Google used Cloud Next 2026 in Las Vegas to make its enterprise AI pitch much more concrete. The company framed Gemini Enterprise as a platform where businesses can discover, create, deploy and govern AI agents, while also announcing eighth-generation TPU chips designed for the training and inference workloads behind those agents. The message was aimed less at hobbyist demos and more at companies that need governed automation inside real workflows.
Gemini Enterprise becomes the front door
Google describes Gemini Enterprise as a secure platform for running agents made by Google, by partners or by a company's own teams. The product page emphasizes centralized visibility and control, while the agents page points to ready-made tools such as Deep Research and Data Insights as well as custom and third-party agents. For enterprise buyers, that matters because the hard part is not only getting a model response. It is connecting agents to data, permissions, approvals and business systems.

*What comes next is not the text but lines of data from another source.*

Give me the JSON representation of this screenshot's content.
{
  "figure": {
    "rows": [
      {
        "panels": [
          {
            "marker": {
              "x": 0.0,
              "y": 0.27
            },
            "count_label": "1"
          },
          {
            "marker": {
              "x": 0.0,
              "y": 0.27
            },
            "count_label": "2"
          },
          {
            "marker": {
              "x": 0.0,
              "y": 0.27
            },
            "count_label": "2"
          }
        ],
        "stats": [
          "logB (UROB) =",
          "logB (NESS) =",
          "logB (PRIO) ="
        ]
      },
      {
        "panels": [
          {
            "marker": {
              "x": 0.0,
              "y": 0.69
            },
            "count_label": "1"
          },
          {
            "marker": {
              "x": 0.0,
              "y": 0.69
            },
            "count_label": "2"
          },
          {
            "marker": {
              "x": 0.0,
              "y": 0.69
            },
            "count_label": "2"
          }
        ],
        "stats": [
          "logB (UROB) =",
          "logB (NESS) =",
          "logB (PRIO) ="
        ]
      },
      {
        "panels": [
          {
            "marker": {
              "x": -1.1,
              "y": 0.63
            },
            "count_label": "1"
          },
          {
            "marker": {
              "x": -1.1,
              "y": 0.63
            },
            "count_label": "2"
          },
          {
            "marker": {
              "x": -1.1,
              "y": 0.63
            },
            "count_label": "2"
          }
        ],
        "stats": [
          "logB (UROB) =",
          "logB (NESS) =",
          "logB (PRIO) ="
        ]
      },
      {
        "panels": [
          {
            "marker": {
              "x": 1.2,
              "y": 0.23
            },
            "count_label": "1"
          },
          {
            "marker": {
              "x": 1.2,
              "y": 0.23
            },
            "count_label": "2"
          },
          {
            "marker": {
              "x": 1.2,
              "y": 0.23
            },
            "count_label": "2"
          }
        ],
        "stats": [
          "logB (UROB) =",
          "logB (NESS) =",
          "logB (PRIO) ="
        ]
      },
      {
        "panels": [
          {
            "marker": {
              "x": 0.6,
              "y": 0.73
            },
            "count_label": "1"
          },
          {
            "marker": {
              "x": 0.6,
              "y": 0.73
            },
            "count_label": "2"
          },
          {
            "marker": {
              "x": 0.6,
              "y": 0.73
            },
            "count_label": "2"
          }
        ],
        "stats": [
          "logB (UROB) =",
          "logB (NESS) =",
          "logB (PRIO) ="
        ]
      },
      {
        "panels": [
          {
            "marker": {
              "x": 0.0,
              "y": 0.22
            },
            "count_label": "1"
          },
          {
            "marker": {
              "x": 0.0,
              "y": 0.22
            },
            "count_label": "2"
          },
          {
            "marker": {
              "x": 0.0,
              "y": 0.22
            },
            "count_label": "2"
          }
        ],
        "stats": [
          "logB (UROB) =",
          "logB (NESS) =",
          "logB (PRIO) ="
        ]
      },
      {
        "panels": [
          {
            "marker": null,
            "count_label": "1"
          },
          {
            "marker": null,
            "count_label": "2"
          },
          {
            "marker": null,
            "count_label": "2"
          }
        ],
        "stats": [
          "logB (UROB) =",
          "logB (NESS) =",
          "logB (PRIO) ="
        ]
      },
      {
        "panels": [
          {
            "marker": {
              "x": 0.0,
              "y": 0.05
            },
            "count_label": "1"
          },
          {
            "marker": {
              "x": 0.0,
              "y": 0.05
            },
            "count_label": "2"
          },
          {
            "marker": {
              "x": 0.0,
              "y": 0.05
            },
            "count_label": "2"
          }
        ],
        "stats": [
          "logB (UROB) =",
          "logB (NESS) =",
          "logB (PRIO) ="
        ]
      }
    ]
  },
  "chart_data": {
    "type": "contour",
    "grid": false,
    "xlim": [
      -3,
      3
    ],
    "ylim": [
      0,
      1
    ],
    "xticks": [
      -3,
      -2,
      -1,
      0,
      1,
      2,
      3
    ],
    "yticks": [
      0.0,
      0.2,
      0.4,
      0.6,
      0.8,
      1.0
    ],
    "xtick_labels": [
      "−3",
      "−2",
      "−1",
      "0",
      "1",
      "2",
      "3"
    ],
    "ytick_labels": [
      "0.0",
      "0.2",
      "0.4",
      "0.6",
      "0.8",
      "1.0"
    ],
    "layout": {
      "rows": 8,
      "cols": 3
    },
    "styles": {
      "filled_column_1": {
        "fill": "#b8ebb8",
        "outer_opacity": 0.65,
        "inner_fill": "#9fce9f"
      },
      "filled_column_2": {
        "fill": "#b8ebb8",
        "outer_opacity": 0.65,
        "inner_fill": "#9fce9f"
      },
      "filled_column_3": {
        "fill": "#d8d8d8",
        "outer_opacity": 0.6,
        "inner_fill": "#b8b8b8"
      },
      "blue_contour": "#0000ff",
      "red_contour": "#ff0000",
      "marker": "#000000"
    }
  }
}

Reuters reported from Cloud Next that Google Cloud chief Thomas Kurian positioned AI agents as central to Alphabet's effort to turn AI spending into enterprise revenue. The company wants large customers to see agents as production infrastructure rather than experiments. That is why governance, security and integration were as important to the announcement as model quality.
New TPUs support the infrastructure push
The hardware announcement was the other half of the story. Google introduced two eighth-generation Tensor Processing Units: TPU 8t for training and TPU 8i for inference. In its own infrastructure post, Google said the chips are designed for the agentic era, where workloads can involve long sessions, many steps, tool calls and repeated reasoning rather than a single short prompt.
That split is important. Training a frontier model and serving millions of agent interactions are not the same compute problem. TPU 8t is aimed at large model development, while TPU 8i is tuned for lower-latency inference and many specialized agents working together. Google is trying to show that it can provide not only the agent software, but also the custom infrastructure needed to run it at scale.
The test is adoption beyond the keynote
Cloud buyers are cautious because agent systems touch sensitive workflows. A company considering agents for finance, customer support, operations or engineering will want clear controls over data, logging, approvals and rollback. Google is therefore selling a managed environment rather than a loose collection of AI features.
The announcement also shows how the cloud race is changing. Microsoft, Amazon, Google and specialist AI companies are all trying to become the place where enterprises build and run agents. Google's advantage is a full stack that includes Gemini models, Workspace, cloud services, security tools and TPUs. The harder question is whether customers will standardize on that stack or keep mixing models and tools from several vendors.
For now, Cloud Next made Google's direction clear. AI agents are no longer being presented as a future idea. They are the center of Google's enterprise AI sales pitch, and the company is backing that pitch with both software controls and custom silicon.